I have the following function and the my goal is to find a solution of x to make it zero.
f(x, y) = (x^0.5 - y)/(1-x) - x^(-0.5);
Can I find the solution x^\star as a function of y such that x^\star = g(y)? I need this to plug x^\star = g(y) into another equation of y to maximize so that the final solution x^\star can be found afterwards.
I guess βfind_zeroβ function from Roots.jl cannot work in this case since the function is not univariate.
Set the equation f(x, y) = 0, multiply by 1-x, reorder, let u = \sqrt{x}, solve the quadratic equation in u and recover x > 0. Thereβs probably some conditions on y for the solution to exist.
I actually suggested to solve for x, not for y
I found x = \frac{(y + \sqrt{y^2 + 8})^2}{16} (we keep only the positive root because x > 0).

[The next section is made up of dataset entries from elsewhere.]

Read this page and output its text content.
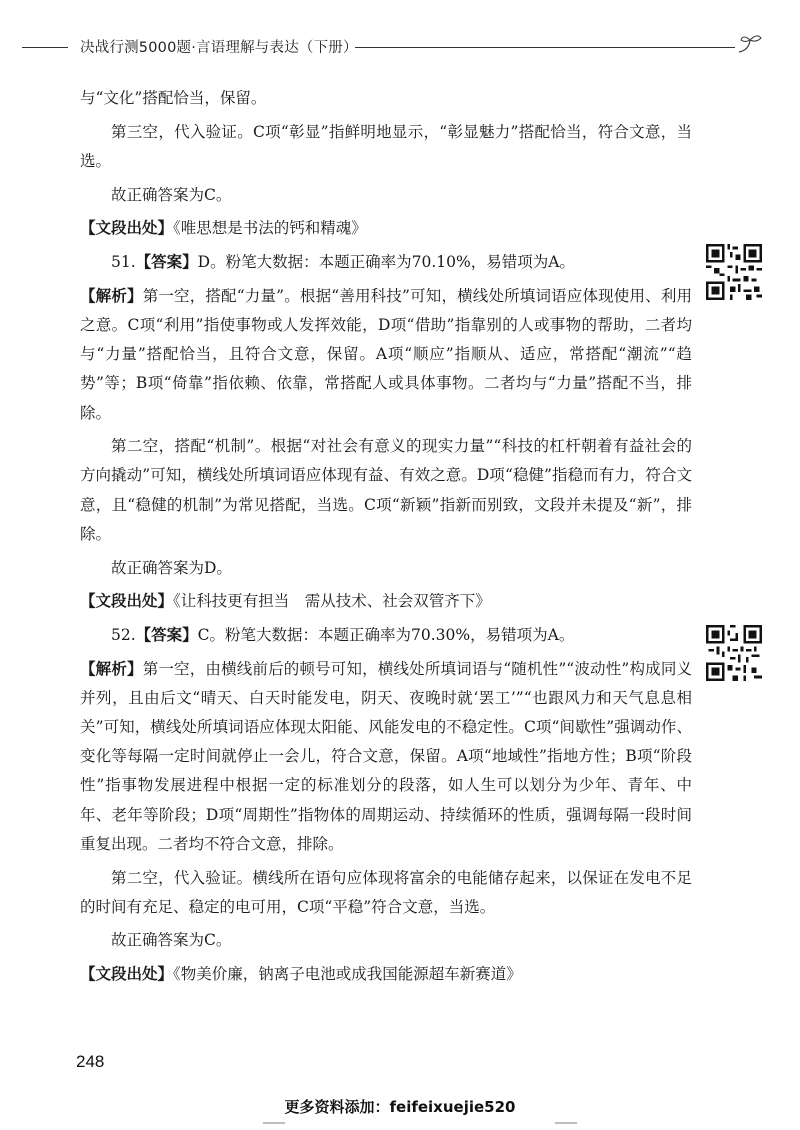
决战行测5000题·言语理解与表达（下册）

与“文化”搭配恰当，保留。

第三空，代入验证。C项“彰显”指鲜明地显示，“彰显魅力”搭配恰当，符合文意，当选。

故正确答案为C。

【文段出处】《唯思想是书法的钙和精魂》

51.【答案】D。粉笔大数据：本题正确率为70.10%，易错项为A。

【解析】第一空，搭配“力量”。根据“善用科技”可知，横线处所填词语应体现使用、利用之意。C项“利用”指使事物或人发挥效能，D项“借助”指靠别的人或事物的帮助，二者均与“力量”搭配恰当，且符合文意，保留。A项“顺应”指顺从、适应，常搭配“潮流”“趋势”等；B项“倚靠”指依赖、依靠，常搭配人或具体事物。二者均与“力量”搭配不当，排除。

第二空，搭配“机制”。根据“对社会有意义的现实力量”“科技的杠杆朝着有益社会的方向撬动”可知，横线处所填词语应体现有益、有效之意。D项“稳健”指稳而有力，符合文意，且“稳健的机制”为常见搭配，当选。C项“新颖”指新而别致，文段并未提及“新”，排除。

故正确答案为D。

【文段出处】《让科技更有担当　需从技术、社会双管齐下》

52.【答案】C。粉笔大数据：本题正确率为70.30%，易错项为A。

【解析】第一空，由横线前后的顿号可知，横线处所填词语与“随机性”“波动性”构成同义并列，且由后文“晴天、白天时能发电，阴天、夜晚时就‘罢工’”“也跟风力和天气息息相关”可知，横线处所填词语应体现太阳能、风能发电的不稳定性。C项“间歇性”强调动作、变化等每隔一定时间就停止一会儿，符合文意，保留。A项“地域性”指地方性；B项“阶段性”指事物发展进程中根据一定的标准划分的段落，如人生可以划分为少年、青年、中年、老年等阶段；D项“周期性”指物体的周期运动、持续循环的性质，强调每隔一段时间重复出现。二者均不符合文意，排除。

第二空，代入验证。横线所在语句应体现将富余的电能储存起来，以保证在发电不足的时间有充足、稳定的电可用，C项“平稳”符合文意，当选。

故正确答案为C。

【文段出处】《物美价廉，钠离子电池或成我国能源超车新赛道》

248
更多资料添加：feifeixuejie520
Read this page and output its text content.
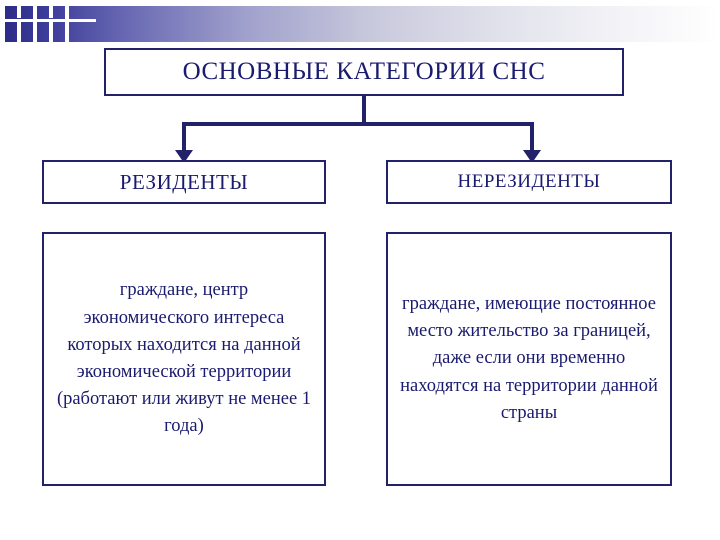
ОСНОВНЫЕ КАТЕГОРИИ СНС
РЕЗИДЕНТЫ	НЕРЕЗИДЕНТЫ
граждане, центр экономического интереса которых находится на данной экономической территории (работают или живут не менее 1 года)
граждане, имеющие постоянное место жительство за границей, даже если они временно находятся на территории данной страны
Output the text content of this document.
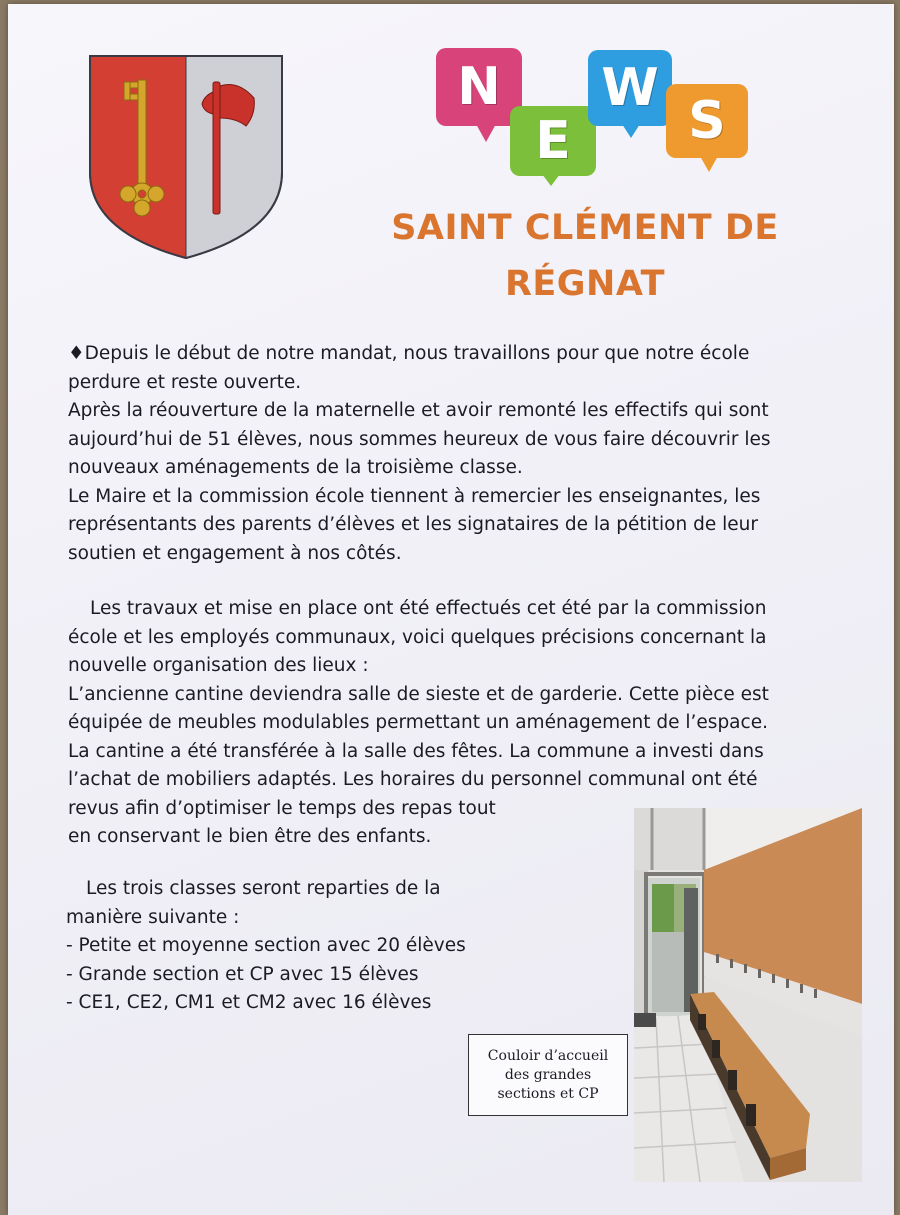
N
E
W
S
SAINT CLÉMENT DE
RÉGNAT
♦Depuis le début de notre mandat, nous travaillons pour que notre école
perdure et reste ouverte.
Après la réouverture de la maternelle et avoir remonté les effectifs qui sont
aujourd’hui de 51 élèves, nous sommes heureux de vous faire découvrir les
nouveaux aménagements de la troisième classe.
Le Maire et la commission école tiennent à remercier les enseignantes, les
représentants des parents d’élèves et les signataires de la pétition de leur
soutien et engagement à nos côtés.
Les travaux et mise en place ont été effectués cet été par la commission
école et les employés communaux, voici quelques précisions concernant la
nouvelle organisation des lieux :
L’ancienne cantine deviendra salle de sieste et de garderie. Cette pièce est
équipée de meubles modulables permettant un aménagement de l’espace.
La cantine a été transférée à la salle des fêtes. La commune a investi dans
l’achat de mobiliers adaptés. Les horaires du personnel communal ont été
revus afin d’optimiser le temps des repas tout
en conservant le bien être des enfants.
Les trois classes seront reparties de la
manière suivante :
- Petite et moyenne section avec 20 élèves
- Grande section et CP avec 15 élèves
- CE1, CE2, CM1 et CM2 avec 16 élèves
Couloir d’accueil
des grandes
sections et CP
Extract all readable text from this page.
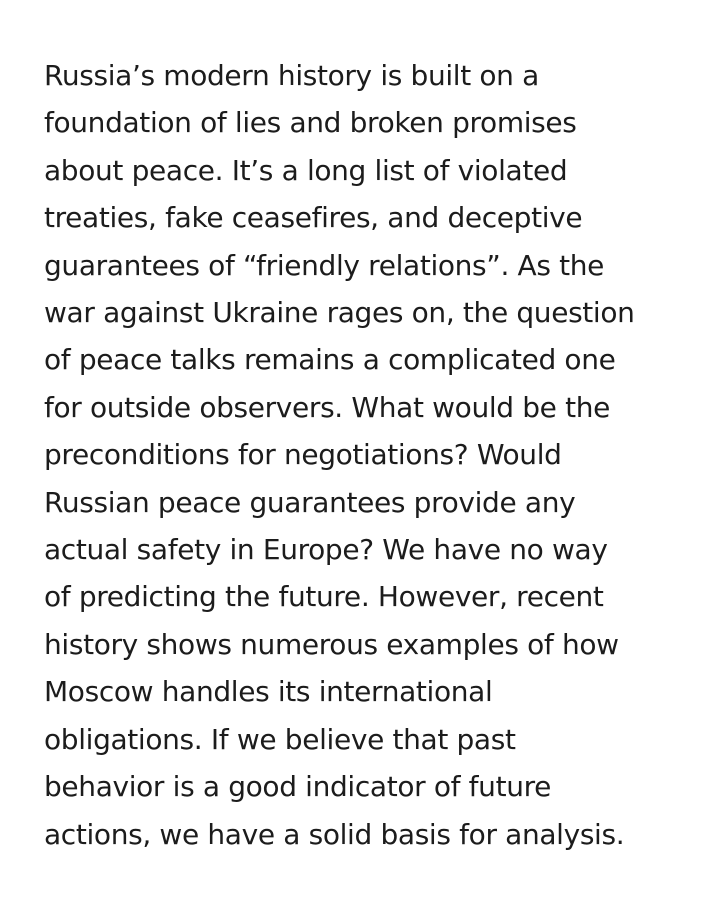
Russia’s modern history is built on a
foundation of lies and broken promises
about peace. It’s a long list of violated
treaties, fake ceasefires, and deceptive
guarantees of “friendly relations”. As the
war against Ukraine rages on, the question
of peace talks remains a complicated one
for outside observers. What would be the
preconditions for negotiations? Would
Russian peace guarantees provide any
actual safety in Europe? We have no way
of predicting the future. However, recent
history shows numerous examples of how
Moscow handles its international
obligations. If we believe that past
behavior is a good indicator of future
actions, we have a solid basis for analysis.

We also have x \neq 1, therefore you canβt have y = 1 (it implies x = 1).
Here is a way of using Roots to get a solution (perhaps not as performant as solving the equation algebraically):
(using DNFβs suggestion to replace ^0.5 with sqrt)
using Roots
f(x,y) = (sqrt(abs(x)) - y)/(1-x) - 1/sqrt(abs(x));
G(y) = x -> f(x,y)
X(y) = find_zero(G(y),0.1)
Admittedly, there is a problem with the 0.1 initial guess to find_zero. One solution would be to use find_zeros from Roots package, with a known good interval. Or to use this interval in find_zero with a different root finding method (i.e. Bisection). Something like:
julia> X(y) = minimum((abs(x),x) for x in find_zeros(G(0.2),(-10.0,10.0)))[2]
X (generic function with 1 method)
julia> X(0.2)
0.5758872343937891
As for the power of Roots:
Richard Feynman said (Lectures on Physics):
βAll of the laws of physics can be contained in one equation. That equation is U=0 .β
So root finding is pretty powerful (lots of small print here).